PHOTOISOMERIZATION OF TRANS-STILBENE IN COMPRESSED SOLVENTS - KRAMERS-TURNOVER AND SOLVENT-INDUCED BARRIER SHIFT

The photoisomerization rates of trans stilbene in n-pentane and n-hexane were measured over a wide pressure and temperature range. In this way, solvent effects in liquid phase reaction dynamics, caused by attractive solute solvent interactions, can be separated from purely frictional effects which result mainly from repulsive short range interactions. The observed change of the isothermal pressure dependence of the photoisomerization rate constant with temperature reveals a strong change of the activation energy with solvent density, caused by electrostatic solute-solvent interactions which lead to a substantial lowering of the reaction barrier in the S-1-state with increasing density. As observed earlier in supercritical ethane solution, also in n-pentane and n-hexane the multidimensionality of the barrier crossing process leads to a strong increase of the apparent imaginary barrier frequency with increasing temperature.
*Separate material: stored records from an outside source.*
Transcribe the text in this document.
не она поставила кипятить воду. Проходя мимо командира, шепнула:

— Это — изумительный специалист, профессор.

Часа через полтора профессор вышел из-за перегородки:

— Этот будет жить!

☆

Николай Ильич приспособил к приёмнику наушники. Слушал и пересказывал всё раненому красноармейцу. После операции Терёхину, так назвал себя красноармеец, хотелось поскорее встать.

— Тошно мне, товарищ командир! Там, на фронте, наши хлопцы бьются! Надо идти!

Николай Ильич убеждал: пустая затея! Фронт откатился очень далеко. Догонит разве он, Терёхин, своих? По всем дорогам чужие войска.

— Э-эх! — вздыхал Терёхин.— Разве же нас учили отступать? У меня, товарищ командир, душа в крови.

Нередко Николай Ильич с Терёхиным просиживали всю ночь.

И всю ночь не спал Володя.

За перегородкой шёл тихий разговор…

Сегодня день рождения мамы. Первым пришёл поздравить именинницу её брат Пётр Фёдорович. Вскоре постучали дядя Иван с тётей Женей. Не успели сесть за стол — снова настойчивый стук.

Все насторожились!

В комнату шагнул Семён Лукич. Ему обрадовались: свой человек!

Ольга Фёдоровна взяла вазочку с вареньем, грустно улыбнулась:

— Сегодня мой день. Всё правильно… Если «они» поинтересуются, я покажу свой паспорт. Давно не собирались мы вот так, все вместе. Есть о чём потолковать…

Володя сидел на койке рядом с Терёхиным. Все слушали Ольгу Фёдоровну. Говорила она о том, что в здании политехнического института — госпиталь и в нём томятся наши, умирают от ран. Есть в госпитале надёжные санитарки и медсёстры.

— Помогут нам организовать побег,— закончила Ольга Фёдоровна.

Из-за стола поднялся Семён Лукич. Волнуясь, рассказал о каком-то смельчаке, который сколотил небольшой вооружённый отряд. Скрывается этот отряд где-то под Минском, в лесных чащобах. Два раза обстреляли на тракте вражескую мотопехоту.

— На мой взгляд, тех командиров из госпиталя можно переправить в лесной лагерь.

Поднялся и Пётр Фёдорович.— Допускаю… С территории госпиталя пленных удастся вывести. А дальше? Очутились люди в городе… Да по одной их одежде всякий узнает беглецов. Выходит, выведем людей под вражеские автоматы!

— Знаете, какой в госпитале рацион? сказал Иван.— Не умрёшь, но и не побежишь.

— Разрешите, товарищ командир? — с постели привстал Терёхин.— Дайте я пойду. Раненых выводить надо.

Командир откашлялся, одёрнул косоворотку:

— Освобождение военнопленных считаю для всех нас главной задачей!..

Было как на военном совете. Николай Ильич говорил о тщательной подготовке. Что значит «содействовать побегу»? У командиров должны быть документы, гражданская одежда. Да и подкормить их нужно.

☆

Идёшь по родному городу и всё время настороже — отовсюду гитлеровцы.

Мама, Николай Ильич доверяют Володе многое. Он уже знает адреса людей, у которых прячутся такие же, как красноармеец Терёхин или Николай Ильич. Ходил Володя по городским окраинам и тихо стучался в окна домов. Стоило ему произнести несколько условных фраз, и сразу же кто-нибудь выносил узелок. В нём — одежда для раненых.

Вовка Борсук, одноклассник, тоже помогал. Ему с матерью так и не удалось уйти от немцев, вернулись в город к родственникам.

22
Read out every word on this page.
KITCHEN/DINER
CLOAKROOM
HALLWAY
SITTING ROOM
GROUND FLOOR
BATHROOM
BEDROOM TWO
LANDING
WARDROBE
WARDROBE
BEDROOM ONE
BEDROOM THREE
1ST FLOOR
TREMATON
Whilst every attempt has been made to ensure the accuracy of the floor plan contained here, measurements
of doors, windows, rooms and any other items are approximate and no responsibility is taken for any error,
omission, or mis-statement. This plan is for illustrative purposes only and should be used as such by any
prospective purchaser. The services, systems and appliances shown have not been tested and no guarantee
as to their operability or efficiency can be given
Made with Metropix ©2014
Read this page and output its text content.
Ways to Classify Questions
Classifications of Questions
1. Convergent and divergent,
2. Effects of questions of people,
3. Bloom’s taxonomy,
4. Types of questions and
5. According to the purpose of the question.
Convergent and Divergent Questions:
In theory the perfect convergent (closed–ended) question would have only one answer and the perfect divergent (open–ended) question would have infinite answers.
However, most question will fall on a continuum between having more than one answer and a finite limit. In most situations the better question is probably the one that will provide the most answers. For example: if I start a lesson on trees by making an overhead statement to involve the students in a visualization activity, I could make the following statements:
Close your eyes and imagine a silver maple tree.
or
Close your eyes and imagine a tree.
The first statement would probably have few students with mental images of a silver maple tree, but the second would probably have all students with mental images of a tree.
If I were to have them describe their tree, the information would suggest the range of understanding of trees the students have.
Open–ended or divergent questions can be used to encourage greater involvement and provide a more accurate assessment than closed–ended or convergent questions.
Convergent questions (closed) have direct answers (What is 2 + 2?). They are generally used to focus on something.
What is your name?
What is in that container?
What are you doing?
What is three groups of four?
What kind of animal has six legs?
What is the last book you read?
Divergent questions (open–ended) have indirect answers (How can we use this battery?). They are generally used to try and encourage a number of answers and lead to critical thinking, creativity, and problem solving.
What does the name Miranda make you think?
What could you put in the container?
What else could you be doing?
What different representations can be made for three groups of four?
The viscosity dependence of the isomerization rate coefficient can be represented by a combination of standard unimolecular rate theory and Kramers' frictional model over the entire pressure range investigated, if one accounts for the density dependence of the effective barrier height, and the temperature dependence of the imaginary barrier frequency for the photoisomerization in the S-1-state of trans-stilbene.